Infectious Conditions in a Pediatric Patient
What will be your differential diagnoses for this patient?
Chickenpox
Measles
Rubella
Scarlet fever
Erythema infectiosum (5th disease) -- human parvovirus
Exanthema subitum or Roseola infantum
Non-polio entero-viruses (e.g., echovirus, coxsackievirus) (Long, 2016; de Graaf et al., 2016; Long, Pickering & Prober, 2012)
What specific physical exam findings support these differential diagnoses?
Chickenpox:
• Palmar redness
• Excoriating diaper-area rashes
Measles:
• Injected conjunctiva
• Excoriating diaper-area rashes
Rubella:
• Excoriating diaper-area rashes
Scarlet fever:
• Magenta-colored lips
• Palmar redness
• Excoriating diaper-area rashes
Erythema infectiosum (5th disease) -- human parvovirus
• Excoriating diaper-area rashes
Exanthema subitum or Roseola infantum
• Excoriating diaper-area rashes
Non-polio entero-viruses (e.g., echovirus, coxsackievirus):
• Excoriating diaper-area rashes
• Red macula
• Magenta-colored lips
• Palmar redness
Of the differential diagnoses you listed, which would be the most concerning?
Non-polio enteroviruses
What additional diagnostic tests will you recommend? Why?
PCR (Polymerase chain reaction) testing, cell cultures obtained from the patient's cerebrospinal fluid, stool, or blood, and additional immunologic examinations (de Graaf et al., 2016; Thong et al., 2017).
PCR -- This is the most dependable enterovirus diagnosis test which recognizes the virus's genetic matter and is offered by specialized labs. It is commonly employed in times of virus outbreaks (e.g., the 2014 American EV-D68 epidemic) (Zhuge et al., 2015). Its alternative, cell cultures, are not as sensitive, and are incapable of spotting all enteroviruses. As such examinations aim at amplifying and detecting RNA/DNA segments highly specific to particular genetic organisms or sequences, applying them in non-polio enterovirus diagnoses will prove highly valuable. PCR tests aim at detecting a shared genetic area within enteroviral subtypes. Test results are provided within a day. This makes identification more precise (97%), time-efficient and sensitive (95%) (Zhuge et al., 2015).
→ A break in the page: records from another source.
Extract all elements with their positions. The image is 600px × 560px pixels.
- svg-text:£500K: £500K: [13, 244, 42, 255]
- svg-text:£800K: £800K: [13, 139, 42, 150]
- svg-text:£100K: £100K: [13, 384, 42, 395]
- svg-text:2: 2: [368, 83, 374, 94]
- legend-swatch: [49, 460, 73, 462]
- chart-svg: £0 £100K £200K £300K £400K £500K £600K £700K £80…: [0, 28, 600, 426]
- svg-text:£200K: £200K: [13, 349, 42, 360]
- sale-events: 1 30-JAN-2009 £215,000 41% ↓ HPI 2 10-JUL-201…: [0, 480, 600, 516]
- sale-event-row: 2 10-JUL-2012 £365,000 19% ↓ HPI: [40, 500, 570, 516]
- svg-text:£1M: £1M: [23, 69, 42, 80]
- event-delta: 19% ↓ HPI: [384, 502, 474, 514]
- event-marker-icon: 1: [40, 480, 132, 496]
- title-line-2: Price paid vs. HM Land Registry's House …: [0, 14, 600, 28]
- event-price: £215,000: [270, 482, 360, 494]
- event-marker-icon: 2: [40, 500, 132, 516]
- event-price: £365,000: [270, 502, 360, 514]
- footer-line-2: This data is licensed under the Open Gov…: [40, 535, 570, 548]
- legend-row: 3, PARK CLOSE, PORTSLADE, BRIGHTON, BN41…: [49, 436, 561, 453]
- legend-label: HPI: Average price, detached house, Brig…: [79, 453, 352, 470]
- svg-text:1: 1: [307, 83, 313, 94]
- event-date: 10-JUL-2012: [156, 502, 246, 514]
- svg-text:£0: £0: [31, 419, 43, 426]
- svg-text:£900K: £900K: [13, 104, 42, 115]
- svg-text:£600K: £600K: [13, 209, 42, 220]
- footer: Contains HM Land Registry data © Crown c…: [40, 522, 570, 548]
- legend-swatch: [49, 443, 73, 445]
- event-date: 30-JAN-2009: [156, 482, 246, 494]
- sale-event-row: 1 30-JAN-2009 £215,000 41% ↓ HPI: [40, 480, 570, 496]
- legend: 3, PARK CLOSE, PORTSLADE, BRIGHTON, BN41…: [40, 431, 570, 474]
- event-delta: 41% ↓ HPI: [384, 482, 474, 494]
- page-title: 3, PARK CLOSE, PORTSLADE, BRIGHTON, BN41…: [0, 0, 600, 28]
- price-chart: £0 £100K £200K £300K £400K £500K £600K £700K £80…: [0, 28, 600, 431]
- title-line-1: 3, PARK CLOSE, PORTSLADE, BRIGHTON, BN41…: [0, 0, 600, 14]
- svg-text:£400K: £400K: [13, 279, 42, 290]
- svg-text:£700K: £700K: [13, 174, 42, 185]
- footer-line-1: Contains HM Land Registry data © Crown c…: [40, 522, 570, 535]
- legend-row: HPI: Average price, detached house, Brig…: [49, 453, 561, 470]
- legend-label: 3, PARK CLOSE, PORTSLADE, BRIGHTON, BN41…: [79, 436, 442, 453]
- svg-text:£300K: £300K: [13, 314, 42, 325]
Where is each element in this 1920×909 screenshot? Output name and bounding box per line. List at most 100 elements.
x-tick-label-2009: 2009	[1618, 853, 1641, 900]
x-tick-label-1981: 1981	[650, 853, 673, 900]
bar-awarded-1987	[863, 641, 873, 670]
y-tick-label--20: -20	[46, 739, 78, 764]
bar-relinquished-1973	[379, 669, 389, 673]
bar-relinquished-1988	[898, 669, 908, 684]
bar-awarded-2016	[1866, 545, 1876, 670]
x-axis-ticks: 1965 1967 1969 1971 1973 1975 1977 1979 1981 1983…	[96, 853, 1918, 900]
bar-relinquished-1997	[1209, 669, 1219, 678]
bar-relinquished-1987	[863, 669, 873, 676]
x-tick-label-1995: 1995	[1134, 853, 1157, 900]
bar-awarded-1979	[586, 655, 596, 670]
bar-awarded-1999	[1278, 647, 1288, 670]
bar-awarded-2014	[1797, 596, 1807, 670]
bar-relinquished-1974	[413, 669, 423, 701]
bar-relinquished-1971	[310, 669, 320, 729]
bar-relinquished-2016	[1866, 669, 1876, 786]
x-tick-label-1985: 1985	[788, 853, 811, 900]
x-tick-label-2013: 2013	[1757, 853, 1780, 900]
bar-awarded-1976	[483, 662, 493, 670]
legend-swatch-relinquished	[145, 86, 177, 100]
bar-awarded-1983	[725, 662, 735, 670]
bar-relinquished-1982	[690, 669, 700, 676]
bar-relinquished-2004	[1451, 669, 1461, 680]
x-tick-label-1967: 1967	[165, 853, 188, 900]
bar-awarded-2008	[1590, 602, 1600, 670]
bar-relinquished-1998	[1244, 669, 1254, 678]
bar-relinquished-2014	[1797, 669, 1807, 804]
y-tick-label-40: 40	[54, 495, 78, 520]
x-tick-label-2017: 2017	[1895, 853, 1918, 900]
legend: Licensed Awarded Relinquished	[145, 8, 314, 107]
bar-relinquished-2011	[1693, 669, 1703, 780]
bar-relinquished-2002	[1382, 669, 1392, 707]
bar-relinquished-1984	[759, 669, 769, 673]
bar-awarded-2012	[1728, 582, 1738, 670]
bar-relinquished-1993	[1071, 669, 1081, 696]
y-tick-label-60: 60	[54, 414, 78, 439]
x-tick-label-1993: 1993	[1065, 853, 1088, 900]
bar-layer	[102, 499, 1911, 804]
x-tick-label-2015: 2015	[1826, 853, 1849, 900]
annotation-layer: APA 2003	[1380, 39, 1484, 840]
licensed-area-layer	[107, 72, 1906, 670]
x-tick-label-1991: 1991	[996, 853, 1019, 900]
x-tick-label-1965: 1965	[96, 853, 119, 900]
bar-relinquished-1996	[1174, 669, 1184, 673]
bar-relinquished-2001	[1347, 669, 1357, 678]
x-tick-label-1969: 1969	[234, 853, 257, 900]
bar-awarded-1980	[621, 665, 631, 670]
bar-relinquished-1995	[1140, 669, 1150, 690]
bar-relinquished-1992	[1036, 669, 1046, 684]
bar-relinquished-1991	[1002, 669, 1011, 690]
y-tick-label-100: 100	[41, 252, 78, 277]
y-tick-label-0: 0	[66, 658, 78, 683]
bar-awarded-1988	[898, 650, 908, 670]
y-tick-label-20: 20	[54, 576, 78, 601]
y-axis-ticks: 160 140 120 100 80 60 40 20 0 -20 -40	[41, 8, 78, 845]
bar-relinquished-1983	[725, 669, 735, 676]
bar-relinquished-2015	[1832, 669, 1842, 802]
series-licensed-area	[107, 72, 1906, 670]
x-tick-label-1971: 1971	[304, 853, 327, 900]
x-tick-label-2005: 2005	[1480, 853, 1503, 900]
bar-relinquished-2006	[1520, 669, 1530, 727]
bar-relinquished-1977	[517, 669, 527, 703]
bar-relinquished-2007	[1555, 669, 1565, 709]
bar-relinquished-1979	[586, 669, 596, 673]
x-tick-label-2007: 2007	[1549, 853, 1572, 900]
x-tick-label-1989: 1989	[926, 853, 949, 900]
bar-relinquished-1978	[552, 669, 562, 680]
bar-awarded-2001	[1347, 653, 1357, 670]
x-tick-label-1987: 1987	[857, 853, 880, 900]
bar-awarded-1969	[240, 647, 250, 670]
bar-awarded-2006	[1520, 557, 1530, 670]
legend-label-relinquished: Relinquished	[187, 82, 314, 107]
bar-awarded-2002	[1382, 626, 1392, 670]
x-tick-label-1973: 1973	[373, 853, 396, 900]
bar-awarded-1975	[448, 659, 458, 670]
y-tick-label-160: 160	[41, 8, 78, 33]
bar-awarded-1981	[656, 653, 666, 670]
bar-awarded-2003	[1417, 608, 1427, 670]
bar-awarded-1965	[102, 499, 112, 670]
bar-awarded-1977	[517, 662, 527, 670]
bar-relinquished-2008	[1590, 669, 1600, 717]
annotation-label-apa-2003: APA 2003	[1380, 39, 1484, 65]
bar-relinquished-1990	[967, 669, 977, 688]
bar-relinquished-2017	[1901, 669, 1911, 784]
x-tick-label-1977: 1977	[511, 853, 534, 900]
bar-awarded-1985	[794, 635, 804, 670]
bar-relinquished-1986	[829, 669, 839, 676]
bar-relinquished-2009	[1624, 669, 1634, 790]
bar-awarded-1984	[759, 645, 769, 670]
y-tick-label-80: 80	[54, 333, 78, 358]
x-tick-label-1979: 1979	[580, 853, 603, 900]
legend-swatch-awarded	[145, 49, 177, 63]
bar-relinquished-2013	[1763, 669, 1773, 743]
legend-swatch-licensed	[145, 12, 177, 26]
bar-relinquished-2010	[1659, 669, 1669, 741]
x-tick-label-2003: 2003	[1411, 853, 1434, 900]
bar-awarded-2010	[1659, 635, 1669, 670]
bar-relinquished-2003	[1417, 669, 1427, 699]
Cell culture (using the patient's stool, saliva, blood, and spinal fluid) -- This approach, as well as that of conducting immunological examinations of the patient's cerebrospinal fluid, blood or stool, is not as successful in detecting enteroviruses, which may be present within the patient's cerebrospinal fluid, stool, pharynx, and blood.
Serologic testing -- This technique employs a number of titers for the identification of a trend of increasing levels of antibody between two and four weeks. A single enteroviral antibody level may be found among healthy individuals. Thus, serology observation is vital to identifying a growth in levels by four times.
What would be your focus for caregiver education?
The emphasis of caregiver education in case of patients diagnosed with enterviral ailments would be supportive approaches and illness management which entail pericardial pain, heart failure, pericardial effusion, and arrhythmias management. Bed rest has been established as imperative, as exercise may cause a rise in myocardial necrosis level. IVIG (intravenous immunoglobulin) treatment has revealed a certain amount of advantage within small-scale case-control research works. Still, a majority of reports are not statistically significant. Thus, there is a need for randomized trials (Thong et al., 2017; de Graaf et al., 2016). Among the class of medicines which prove helpful in treating immunosuppressed myocarditis patients are capsid-binding inhibitors. Corticosteroids prove less beneficial (or sometimes not beneficial at all) and immunosuppressive treatment is contraindicated in acute viral myocarditis as they prove to lead to clinical deterioration.